As trillion-dollar spending bills and new federal programs pop up like spring flowers, there are some cracks in the infrastructure that make these investments possible. A recent hearing with the Commissioner of the Internal Revenue Service and a report from the Inspector General make it clear the IRS is stretched thin. Love ‘em or hate ‘em, the IRS is crucial to making government work. Whether you want to rein in deficits, seek equity in public policy, or just want to know how to fill out your form 1040, you should be concerned.

Everyone is familiar with taxes, but not everyone is familiar with the Tax Code. At a couple thousand pages (tens of thousands with the case law and guidance) it’s daunting, even for us. But in those pages lie hundreds of exclusions, deductions, preferential rates, and credits. Depreciation for business investments, tax credits for maintaining railroad tracks, student loan interest deduction, the child tax credit – you name it, you can probably find it. And policymakers have created these to promote certain behaviors or achieve particular goals or reward parochial interests. They’re often viewed more favorably than spending (allowing people or businesses to “keep their money” instead of getting paid for doing something). But they reduce revenue to the tune of $1.4 trillion a year and add to the deficit. That’s basically as much as the entire annual discretionary budget that funds government every year.

The Tax Code is also an important part of the federal response to COVID-19. The IRS is the agency processing individual stimulus checks. The CARES Act last March tasked them with making dozens of changes. A full two months into the 2020 filing season, the recently enacted American Rescue Plan Act changes the rules again. The law mandates the IRS increase and turns the child tax credit into a monthly payment while making a number of retroactive changes aimed at helping individuals and providing stimulus.

But the IRS is broken. Last Christmas it had a backlog of 12 million unprocessed paper returns. It’s grown to 24 million. Less than one quarter of calls to the help hotline are answered. Error resolution that used to take 3 to 5 business days is taking 10 to 14. The commissioner just testified the Child Tax credit change won’t happen by the July 1 deadline. It might happen by the end of the year. Personnel that should be working on it are instead focused on the rebates and retroactive changes.

This isn’t just a stimulus issue. Office closures due to COVID-19 are partly to blame, you can’t process a paper file if you can’t access the paper file. But the IRS ailments were a pre-existing condition.

Over the last ten years the IRS has shrunk. It has 30,00 fewer employees. The agency’s budget is 20 percent smaller. It routinely makes an appearance on GAO’s high risk list. And since at least the George W. Bush Administration, when Treasury Secretary Paul O’Neill requested “$400 million in investments to modernize the IRS’ outdated computer system” it’s been playing catch-up with the modern IT world. You know who has modernized their systems and approaches? Hackers and state-backed cyberattacks. In 2019, then-IRS Commissioner Rettig estimated that 45 percent of the IRS workforce would be retirement eligible in two years (that would be now) and that less than 3 percent of the workforce was 30 years old or younger.
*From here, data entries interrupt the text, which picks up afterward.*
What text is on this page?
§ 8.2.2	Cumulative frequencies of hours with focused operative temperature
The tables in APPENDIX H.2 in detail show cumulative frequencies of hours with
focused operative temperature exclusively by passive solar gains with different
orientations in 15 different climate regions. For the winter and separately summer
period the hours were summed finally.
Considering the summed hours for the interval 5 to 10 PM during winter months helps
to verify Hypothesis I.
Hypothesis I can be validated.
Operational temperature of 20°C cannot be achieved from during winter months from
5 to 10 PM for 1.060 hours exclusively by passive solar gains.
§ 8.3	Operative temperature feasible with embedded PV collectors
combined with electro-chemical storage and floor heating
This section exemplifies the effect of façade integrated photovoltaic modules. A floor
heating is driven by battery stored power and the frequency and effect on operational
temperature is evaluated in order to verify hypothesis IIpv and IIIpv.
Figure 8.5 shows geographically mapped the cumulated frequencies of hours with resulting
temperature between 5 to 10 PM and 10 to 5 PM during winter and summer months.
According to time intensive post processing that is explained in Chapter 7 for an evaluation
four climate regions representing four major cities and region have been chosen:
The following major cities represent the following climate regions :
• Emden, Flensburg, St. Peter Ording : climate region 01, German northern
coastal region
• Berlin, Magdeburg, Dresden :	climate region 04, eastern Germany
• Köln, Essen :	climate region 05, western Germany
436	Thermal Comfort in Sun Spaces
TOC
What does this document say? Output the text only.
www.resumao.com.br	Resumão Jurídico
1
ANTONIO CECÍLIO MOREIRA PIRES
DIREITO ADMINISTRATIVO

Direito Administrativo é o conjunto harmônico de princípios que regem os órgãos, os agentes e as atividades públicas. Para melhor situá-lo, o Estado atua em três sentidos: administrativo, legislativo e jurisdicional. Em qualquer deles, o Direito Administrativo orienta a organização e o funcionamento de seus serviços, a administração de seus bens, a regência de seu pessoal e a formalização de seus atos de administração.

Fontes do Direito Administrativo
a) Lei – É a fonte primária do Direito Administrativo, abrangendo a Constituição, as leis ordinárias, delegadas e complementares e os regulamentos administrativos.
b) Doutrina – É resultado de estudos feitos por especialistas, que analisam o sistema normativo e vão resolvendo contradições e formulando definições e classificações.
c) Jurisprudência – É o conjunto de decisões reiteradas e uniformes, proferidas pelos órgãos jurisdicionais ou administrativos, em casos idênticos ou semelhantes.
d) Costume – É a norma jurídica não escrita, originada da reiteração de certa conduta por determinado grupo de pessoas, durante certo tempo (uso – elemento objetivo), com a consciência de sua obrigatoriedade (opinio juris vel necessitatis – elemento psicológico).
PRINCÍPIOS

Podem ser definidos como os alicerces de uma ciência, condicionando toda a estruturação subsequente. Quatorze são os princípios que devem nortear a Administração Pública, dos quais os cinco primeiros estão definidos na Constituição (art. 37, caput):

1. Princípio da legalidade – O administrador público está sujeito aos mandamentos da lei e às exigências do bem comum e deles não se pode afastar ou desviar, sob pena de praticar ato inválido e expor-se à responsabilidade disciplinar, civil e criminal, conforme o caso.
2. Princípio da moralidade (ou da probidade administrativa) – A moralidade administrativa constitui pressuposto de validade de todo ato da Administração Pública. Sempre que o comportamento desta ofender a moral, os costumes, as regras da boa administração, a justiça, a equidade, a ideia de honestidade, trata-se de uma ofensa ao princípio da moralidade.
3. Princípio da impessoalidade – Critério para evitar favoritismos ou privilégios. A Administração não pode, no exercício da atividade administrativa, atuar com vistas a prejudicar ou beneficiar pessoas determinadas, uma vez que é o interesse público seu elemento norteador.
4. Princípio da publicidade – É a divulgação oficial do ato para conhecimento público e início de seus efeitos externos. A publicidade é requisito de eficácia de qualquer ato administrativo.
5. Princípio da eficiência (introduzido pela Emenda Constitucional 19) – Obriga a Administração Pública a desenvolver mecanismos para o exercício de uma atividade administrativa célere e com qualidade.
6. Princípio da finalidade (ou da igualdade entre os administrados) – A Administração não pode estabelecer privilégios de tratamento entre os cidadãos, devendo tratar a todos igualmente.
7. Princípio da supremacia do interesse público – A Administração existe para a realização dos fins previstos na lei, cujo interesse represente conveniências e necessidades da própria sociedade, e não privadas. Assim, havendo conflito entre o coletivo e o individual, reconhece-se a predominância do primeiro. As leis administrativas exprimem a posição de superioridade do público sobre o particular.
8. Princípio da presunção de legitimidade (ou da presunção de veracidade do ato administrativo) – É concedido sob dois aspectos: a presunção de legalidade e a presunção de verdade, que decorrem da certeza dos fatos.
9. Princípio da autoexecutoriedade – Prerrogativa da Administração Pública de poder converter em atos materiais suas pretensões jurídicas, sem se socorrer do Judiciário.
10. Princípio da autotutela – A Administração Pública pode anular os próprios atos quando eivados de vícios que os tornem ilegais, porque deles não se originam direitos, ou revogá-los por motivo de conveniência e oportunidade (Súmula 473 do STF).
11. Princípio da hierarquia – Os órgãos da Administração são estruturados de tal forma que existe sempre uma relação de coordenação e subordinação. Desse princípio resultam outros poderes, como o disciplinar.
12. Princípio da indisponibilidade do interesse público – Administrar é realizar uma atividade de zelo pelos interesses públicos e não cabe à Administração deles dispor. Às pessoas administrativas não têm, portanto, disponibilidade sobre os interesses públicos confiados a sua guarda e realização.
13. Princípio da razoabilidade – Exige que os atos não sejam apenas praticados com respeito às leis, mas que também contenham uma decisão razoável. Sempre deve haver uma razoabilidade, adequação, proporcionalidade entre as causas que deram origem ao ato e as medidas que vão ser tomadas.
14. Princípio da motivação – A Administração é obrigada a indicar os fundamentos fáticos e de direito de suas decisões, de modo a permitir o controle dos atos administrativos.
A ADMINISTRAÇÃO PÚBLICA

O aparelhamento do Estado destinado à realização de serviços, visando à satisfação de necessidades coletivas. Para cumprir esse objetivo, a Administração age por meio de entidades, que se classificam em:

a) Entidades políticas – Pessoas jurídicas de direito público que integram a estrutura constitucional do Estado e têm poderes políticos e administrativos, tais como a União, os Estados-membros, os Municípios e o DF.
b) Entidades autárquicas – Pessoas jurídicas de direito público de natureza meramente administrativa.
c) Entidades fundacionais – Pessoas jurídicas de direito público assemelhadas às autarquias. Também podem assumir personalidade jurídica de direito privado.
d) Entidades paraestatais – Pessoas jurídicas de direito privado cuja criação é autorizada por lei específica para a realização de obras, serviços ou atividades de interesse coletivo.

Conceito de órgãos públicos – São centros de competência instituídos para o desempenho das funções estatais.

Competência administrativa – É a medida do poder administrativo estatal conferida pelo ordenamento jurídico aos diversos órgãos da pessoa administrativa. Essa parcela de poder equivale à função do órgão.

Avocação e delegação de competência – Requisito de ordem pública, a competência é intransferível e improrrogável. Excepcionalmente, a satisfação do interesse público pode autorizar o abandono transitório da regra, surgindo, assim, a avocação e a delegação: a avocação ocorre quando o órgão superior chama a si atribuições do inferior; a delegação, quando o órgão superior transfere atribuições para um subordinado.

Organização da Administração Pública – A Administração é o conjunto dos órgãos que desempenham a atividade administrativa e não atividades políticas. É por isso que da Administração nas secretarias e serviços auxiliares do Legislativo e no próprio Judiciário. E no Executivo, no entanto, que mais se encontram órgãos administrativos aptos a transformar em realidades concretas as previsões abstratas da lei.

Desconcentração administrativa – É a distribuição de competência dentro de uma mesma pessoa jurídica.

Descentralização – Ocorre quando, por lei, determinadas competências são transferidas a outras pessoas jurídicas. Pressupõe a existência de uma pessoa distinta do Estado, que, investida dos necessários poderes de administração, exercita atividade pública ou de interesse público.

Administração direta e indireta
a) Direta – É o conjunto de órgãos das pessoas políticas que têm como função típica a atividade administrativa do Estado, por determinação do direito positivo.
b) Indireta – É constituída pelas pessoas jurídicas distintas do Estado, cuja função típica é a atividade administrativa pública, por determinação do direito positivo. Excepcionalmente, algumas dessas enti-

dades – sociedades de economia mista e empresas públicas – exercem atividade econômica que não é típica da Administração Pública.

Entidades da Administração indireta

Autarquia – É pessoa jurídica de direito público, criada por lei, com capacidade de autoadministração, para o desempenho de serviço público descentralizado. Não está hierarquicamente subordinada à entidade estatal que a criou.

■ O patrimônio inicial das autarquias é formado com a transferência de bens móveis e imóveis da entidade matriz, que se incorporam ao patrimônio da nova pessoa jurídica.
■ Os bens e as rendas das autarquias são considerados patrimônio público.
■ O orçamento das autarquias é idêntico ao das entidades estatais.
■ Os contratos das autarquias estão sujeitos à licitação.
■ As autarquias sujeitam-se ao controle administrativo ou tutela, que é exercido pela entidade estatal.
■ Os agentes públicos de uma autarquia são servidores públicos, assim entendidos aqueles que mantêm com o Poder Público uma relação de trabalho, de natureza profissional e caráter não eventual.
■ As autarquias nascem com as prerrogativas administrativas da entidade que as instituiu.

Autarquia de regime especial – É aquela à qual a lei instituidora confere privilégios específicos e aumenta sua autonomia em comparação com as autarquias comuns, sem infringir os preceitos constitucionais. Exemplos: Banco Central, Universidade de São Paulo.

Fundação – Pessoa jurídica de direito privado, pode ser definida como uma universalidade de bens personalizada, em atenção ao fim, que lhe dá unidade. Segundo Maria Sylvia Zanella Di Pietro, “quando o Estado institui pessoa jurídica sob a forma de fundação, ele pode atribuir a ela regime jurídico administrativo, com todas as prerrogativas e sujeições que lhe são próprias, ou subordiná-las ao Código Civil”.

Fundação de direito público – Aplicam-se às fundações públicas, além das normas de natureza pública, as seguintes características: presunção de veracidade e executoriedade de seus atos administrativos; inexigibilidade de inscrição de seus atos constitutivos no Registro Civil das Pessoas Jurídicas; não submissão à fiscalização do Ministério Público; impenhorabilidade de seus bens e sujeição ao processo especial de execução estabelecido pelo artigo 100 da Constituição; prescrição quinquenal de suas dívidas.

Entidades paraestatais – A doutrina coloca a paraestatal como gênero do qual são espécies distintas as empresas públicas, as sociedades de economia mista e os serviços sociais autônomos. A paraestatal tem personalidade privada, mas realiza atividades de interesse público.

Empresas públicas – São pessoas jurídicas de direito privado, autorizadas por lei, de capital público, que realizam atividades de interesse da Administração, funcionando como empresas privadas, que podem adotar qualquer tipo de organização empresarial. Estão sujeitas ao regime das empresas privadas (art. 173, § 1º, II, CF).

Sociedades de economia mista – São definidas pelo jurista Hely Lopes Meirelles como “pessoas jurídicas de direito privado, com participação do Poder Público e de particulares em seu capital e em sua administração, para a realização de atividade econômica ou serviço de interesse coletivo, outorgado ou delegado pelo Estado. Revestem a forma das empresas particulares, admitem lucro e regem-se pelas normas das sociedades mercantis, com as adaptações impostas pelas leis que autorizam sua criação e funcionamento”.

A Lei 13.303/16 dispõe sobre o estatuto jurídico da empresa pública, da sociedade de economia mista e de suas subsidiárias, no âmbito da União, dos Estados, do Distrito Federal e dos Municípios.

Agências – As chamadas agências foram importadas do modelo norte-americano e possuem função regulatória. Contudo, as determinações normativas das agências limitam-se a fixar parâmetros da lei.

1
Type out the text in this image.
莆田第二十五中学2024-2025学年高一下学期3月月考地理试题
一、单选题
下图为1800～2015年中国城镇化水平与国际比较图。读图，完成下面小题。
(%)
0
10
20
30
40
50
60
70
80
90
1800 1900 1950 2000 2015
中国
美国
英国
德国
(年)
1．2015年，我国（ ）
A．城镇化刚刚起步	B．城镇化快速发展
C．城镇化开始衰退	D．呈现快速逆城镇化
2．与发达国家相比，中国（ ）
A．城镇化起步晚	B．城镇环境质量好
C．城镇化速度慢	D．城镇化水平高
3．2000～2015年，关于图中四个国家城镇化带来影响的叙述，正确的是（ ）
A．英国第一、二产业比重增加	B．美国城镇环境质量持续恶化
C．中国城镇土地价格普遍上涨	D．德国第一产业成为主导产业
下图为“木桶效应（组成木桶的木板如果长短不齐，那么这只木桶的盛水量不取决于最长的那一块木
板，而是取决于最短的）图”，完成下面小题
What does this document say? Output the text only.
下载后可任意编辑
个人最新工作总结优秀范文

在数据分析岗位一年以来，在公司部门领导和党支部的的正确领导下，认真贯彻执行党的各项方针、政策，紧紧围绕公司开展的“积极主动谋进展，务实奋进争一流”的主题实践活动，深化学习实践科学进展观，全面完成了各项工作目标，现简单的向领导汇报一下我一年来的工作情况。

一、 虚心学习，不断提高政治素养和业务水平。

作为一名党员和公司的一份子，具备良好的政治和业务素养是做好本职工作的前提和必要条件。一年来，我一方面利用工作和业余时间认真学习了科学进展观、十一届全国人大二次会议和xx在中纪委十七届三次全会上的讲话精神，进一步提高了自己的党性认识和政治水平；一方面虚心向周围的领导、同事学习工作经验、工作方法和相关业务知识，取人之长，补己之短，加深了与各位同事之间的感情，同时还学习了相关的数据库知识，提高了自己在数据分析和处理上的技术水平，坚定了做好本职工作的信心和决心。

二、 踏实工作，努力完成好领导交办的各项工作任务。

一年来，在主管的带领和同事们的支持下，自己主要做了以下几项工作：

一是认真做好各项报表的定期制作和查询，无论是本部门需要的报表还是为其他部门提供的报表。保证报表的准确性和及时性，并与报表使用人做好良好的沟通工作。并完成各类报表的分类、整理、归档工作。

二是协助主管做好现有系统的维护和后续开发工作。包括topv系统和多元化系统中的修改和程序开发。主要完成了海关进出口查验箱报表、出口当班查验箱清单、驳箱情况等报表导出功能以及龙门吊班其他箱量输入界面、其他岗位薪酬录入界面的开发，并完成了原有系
Yet from Obamacare, to the 2017 tax cut, to COVID-19 recovery, it has more mandates.

There are real consequences. The tax gap, the gulf between what is owed and what is collected has grown from $381 billion a year (2011-2013) to $570 billion in 2019 and an estimated $7.5 trillion over the next decade. It also can’t catch the cheats. An Inspector General report found that from 2014-2016, the IRS did not even look into 369,180 cases where high income tax filers (making over $100,000) didn’t even bother to file a tax return ($20.8 billion owed). This Includes a subset of nearly 2,000 returns each owing at least $1 million for a total of $13.5 billion. And the ancient IT system and lack of personnel means the IRS can’t provide timely assistance, whether to address COVID or answer questions.

It’s past time to bring the IRS into the 21st century. COVID-19 required an enormous fiscal response. And there are a lot of big spending plans on the horizon. But lobbyists and lawmakers have made the code overly complicated. Congress should provide the IRS the tools it needs to make filing simpler for individuals and to catch the scofflaws and cheats that undermine federal investments. We have plenty of other places more worthy of cuts.